Dubai, May 10: The International Cricket Council (ICC) has clarified that re-vote for players representatives to the Cricket committee followed the "determined procedure" and there was no evidence that captains were pressurised to vote for India's Laxman Sivaramakrishnan.
It was a alleged that respective boards had pressurised their captains to vote for Sivaramakrishnan, who was elected to the panel in place of Tim May.
Here is the ICC statement relating to ICC Cricket Committee issued on Thursday (May 9)
"In response to recent media stories, the International Cricket Council wishes to clarify certain aspects relating to the recent appointment of player representatives to the ICC Cricket Committee.

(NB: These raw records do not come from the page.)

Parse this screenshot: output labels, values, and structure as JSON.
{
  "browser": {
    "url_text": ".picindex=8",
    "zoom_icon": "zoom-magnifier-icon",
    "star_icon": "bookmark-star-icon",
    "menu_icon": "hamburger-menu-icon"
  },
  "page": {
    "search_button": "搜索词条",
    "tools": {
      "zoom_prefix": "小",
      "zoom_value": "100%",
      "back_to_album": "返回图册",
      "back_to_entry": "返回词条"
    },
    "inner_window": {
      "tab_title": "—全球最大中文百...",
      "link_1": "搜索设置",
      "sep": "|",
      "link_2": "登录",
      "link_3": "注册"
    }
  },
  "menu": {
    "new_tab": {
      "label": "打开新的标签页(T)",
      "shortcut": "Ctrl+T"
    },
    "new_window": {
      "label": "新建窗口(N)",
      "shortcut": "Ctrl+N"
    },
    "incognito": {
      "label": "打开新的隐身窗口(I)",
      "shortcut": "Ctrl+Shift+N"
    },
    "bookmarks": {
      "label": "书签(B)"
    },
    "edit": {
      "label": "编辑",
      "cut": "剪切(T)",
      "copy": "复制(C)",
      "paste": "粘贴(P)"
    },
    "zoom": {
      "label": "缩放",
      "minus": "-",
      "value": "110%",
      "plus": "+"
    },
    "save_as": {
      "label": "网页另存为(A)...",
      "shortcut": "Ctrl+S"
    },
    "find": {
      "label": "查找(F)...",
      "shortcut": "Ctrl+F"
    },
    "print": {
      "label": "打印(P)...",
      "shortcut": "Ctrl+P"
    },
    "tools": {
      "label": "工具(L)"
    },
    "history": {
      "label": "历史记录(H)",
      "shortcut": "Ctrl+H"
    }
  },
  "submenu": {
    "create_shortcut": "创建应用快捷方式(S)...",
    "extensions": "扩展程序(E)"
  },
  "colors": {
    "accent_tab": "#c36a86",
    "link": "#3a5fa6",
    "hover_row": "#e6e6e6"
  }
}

In January this year, because of confusion in the voting process for such representatives (for example in respect of what should happen in the case of a tied vote and, where teams had different captains for different formats of the game, which captain should be entitled to vote), the ICC Board considered the matter carefully, and following clarification of the process to be followed, decided that another vote should be taken.
Subsequent to the re-vote, the ICC is concerned to note a number of factual inaccuracies appearing in the media in respect of the results of the voting and the underlying basis for the Board decision that a re-vote was necessary, as well as unsupported allegations of impropriety in the voting process.
In that respect, the ICC can confirm that it has received a written request from the Federation of International Cricketers' Associations (FICA) to refer the matter to the Ethics Officer. This request is being considered, but in view of the allegations already appearing in the media, the ICC wishes to state for the record that the re-vote took place according to the determined procedure and that the ICC has seen no evidence that supports allegations now being made that captains were put under pressure by their Member Boards to vote for a particular individual.
No further comment will be made at this stage."